L'architecte et collectionneur belge Charles Vandenhove lègue sa collection à l'Université de Gand, ouvrant des perspectives nouvelles au devenir des collections privées et surtout à leur valorisation.


Coup de théâtre en terre flamande où le collectionneur et architecte belge Charles Vandenhove a finalement fait le choix de donner sa collection d’art contemporain à l’Université de Gand plutôt qu’au Bonnefante Museum de Maastricht où elle était pourtant déposée depuis 2007. Coup de génie également puisque par ce geste audacieux, sans précédent en Europe, l’architecte bouleverse la partition trop étanche entre musée et université. 
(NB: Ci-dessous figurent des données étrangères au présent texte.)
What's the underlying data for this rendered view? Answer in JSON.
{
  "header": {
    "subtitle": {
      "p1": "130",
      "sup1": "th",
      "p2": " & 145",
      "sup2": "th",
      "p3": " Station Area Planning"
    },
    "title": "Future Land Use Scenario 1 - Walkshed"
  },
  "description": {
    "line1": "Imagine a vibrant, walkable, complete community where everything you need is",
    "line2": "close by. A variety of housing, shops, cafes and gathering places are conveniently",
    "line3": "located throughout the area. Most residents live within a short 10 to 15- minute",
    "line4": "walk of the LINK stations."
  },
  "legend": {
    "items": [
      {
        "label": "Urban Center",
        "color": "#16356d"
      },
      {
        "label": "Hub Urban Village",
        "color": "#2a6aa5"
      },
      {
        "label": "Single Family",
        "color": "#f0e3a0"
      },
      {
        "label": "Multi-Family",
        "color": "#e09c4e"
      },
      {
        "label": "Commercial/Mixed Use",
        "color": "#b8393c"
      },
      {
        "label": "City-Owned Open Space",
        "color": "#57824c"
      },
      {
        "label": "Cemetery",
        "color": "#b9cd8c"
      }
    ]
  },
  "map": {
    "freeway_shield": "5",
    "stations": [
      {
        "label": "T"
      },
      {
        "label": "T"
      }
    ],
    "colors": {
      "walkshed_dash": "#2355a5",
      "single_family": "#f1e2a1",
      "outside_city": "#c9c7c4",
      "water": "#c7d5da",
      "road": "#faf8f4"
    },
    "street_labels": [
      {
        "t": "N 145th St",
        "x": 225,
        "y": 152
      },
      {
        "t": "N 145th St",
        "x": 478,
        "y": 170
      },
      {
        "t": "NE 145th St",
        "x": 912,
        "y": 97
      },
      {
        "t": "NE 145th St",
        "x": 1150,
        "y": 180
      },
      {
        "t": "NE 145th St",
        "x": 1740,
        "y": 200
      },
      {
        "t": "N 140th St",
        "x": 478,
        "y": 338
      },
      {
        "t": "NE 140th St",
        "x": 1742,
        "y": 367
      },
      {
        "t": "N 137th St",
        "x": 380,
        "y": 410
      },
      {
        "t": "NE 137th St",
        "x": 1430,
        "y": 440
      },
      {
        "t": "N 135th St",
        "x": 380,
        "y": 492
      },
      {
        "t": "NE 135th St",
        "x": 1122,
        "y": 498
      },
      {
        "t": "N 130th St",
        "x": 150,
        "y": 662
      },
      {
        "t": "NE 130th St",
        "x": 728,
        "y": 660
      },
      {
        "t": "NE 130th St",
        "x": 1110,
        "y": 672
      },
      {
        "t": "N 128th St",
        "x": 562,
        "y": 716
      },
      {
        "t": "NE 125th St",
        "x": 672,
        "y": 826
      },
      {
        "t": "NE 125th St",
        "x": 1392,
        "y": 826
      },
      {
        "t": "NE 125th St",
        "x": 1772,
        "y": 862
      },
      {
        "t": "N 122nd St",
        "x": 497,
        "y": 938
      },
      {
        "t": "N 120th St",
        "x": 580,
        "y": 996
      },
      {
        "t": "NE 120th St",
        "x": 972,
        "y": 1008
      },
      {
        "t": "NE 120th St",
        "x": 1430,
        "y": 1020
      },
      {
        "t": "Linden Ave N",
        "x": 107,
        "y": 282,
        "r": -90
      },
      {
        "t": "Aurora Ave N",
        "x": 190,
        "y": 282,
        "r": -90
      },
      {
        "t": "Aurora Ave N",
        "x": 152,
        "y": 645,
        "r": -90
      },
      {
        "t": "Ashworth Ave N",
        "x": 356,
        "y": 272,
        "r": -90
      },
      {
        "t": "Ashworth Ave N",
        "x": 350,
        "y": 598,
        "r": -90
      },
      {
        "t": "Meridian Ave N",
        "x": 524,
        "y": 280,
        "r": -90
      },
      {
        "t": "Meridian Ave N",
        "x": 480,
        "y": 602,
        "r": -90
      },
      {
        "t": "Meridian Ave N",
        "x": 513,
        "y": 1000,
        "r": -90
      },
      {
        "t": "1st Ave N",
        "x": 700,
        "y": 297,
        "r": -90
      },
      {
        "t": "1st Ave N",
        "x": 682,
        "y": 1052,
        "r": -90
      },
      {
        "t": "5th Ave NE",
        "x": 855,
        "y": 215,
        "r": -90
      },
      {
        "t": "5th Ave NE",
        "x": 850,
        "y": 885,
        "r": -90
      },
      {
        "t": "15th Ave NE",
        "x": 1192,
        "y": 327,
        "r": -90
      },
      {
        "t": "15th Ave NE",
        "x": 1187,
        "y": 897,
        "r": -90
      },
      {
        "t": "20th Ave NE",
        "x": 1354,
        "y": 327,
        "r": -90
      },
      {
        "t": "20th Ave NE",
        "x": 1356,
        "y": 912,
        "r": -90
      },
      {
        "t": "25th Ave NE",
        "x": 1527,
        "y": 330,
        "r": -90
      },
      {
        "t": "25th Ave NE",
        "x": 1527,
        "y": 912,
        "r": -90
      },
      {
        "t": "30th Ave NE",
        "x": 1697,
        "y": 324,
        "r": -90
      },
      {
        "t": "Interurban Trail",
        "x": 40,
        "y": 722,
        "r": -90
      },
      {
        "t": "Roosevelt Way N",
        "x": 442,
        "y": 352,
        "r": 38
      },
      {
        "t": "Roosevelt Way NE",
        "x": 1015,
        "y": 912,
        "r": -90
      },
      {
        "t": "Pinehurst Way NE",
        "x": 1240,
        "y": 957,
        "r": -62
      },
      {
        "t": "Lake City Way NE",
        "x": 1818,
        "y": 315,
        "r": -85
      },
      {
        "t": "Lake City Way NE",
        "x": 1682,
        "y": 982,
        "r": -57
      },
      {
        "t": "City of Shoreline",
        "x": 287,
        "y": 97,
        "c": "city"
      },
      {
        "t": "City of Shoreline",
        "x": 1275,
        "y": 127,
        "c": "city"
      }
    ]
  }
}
Maquette du futur Pavillon Vandenhove au pied de la Boekentoren 
 construite par Henry van de Velde en 1933-1938. 
Ce n’est pas un hasard si ce nouveau chapitre de l’histoire patrimoniale est inauguré par un architecte qui a toujours eu à cœur de lier l’art à son contexte. Que ce soit au Centre Hospitalier Universitaire de Liège où ont œuvré avec lui  Daniel Buren, Sol Lewitt, Claude Viallat, Niele Toroni, Olivier Debré, etc,  ou au Théâtre des Abbesses avec Daniel Buren à nouveau et Robert Barry, Charles Vandenhove fait partie des rares architectes à avoir toujours associé des artistes plasticiens à ses projets dès leur conception. C’est dans ces collaborations que se trouve d’ailleurs l’origine d’une collection qui s’est augmentée ensuite d’œuvres de contemporains de l’architecte tels Kiefer, Hantaï, Boltansky, Tapiès, Patrick Corillon, Luc Tuymans, etc.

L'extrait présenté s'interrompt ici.